England’s national parks have been told their cash is to be cut by five per cent this year.
The move is one of the first indicators of the David Cameron-led administration’s move to cut the fiscal deficit and is part of the planned £6.2bn worth of savings lined up by the Conservative and Liberal Democrat coalition Government.
The move led to fears that frontline services will suffer, despite the Government’s stated wish they be protected.
The Department for the Environment, Food and Rural Affairs, which funds England’s national parks, said it expected the cuts to be found from efficiencies.
A spokesman for the department said: “All Defra’s main arm’s length bodies have had their funding reduced by five per cent as part of our contribution to the £6.2 billion efficiency savings this financial year.
“It will be up to each individual organisation to revise their plans to reflect this reduced funding, but we expect them to protect frontline services as much as they can by first looking for efficiency savings or reducing back office costs.”

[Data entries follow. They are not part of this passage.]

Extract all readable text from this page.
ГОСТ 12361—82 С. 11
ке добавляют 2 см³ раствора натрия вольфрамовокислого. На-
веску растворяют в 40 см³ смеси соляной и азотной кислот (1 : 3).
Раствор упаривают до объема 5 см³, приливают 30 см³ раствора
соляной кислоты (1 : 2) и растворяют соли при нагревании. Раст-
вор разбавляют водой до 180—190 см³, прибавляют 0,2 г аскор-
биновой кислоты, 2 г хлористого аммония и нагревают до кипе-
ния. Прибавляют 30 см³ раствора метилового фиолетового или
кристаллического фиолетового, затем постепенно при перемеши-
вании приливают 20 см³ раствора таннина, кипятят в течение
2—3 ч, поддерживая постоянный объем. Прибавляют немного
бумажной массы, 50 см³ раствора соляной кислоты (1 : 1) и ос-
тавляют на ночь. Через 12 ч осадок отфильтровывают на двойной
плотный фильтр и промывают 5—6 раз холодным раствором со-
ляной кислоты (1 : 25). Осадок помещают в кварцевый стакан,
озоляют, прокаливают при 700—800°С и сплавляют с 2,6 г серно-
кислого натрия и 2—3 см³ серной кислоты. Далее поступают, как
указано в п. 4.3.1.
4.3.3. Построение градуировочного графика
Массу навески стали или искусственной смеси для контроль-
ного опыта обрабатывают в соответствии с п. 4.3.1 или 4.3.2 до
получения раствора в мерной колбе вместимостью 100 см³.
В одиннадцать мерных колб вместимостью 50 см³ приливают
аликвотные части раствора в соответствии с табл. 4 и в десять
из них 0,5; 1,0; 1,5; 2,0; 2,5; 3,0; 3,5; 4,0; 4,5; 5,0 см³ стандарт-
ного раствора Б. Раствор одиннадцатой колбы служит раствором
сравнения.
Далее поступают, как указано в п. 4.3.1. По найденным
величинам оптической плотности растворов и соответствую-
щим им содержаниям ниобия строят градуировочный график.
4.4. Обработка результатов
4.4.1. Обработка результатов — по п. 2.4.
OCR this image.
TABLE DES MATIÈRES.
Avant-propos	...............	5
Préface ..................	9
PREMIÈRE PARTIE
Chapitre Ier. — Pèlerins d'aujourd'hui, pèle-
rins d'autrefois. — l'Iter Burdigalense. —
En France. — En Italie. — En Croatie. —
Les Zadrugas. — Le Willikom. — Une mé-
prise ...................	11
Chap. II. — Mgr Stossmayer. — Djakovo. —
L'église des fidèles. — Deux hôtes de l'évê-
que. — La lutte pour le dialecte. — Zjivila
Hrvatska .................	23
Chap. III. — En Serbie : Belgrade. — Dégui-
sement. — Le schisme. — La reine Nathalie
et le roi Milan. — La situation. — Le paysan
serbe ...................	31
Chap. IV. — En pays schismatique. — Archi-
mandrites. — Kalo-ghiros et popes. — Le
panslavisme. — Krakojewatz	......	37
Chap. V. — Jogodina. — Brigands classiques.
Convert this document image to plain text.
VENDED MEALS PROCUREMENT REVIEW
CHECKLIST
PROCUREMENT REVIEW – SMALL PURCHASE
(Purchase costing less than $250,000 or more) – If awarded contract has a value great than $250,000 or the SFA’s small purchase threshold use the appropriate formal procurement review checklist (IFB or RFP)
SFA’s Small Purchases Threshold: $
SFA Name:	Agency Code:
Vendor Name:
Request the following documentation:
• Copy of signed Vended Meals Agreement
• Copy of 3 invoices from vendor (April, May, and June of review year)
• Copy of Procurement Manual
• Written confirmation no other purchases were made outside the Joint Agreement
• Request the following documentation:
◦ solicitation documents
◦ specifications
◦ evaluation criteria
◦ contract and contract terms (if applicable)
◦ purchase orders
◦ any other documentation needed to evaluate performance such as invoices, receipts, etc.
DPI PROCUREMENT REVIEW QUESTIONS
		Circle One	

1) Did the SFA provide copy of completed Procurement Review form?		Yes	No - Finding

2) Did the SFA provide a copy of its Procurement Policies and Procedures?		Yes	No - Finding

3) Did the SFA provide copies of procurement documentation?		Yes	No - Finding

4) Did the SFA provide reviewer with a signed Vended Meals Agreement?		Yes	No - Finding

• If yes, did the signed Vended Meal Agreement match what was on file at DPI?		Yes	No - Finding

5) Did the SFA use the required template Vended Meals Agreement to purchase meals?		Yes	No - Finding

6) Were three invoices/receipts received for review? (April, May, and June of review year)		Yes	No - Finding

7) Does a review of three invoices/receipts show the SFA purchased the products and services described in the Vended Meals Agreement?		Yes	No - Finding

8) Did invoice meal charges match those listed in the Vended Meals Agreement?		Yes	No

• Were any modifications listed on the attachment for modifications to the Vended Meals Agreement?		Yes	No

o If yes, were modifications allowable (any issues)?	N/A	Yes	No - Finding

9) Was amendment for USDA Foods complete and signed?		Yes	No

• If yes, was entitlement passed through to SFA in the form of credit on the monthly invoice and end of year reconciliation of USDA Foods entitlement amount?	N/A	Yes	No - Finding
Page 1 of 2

A national park chief today announced a recruitment freeze, saying that ranger services in his area were safe at present, but any further cuts would put frontline services at risk. Kevin Bishop chief executive of Dartmoor National Park Authority said: “We are obviously disappointed that our grant from Defra has been cut this financial year but appreciate the difficulties faced by all public sector bodies.
“We have identified immediate savings to protect frontline services and do not envisage any reduction in ranger services this year. We have frozen all new vacancies, training budgets, most non-statutory publications and have suspended the Dartmoor Grant.
“The last will have an impact on the ground but the Dartmoor Sustainable Development Fund has not been cut.
“The five per cent cut this year will make it difficult to absorb any future cuts without an impact on frontline services.”
The position for national parks in Wales and Scotland, which are funded by their devolved administrations, is unclear.
Kate Ashbrook
17 June 2010This is totally short-sighted, we should invest in national parks not cut their funding. They get so little money anyway that a 5 per cent cut will produce little extra money for the government, but it will have a devastating impact on what the parks can achieve. We must fight these cuts.
rhodesy
17 June 2010As much as I love National Parks, I have to say I prefer the health service. I'm sure the National Parks can find ways to cut 5% off their spending - I'd suggest those daft schemes to introduce ethnic minorities that keep cropping up with Ben Fogle are discontinued.
David Dear
17 June 2010It's not an either/or decision, cutting spending on National Parks will not affect spending on the health service one iota. It's peanuts compared to the costs of the health service, anyway. This is simply a political statement, a metaphorical flexing of muscles. It achieves nothing apart from diminishing the quality of life of everyone who lives in this country or visits this country.
Have the long term health benefits of the existence of National Parks, physical, mental and emotional, been taken in to account? I think not!
This is mere political, macho posturing of the nastiest and most tawdry kind, to the detriment of us all!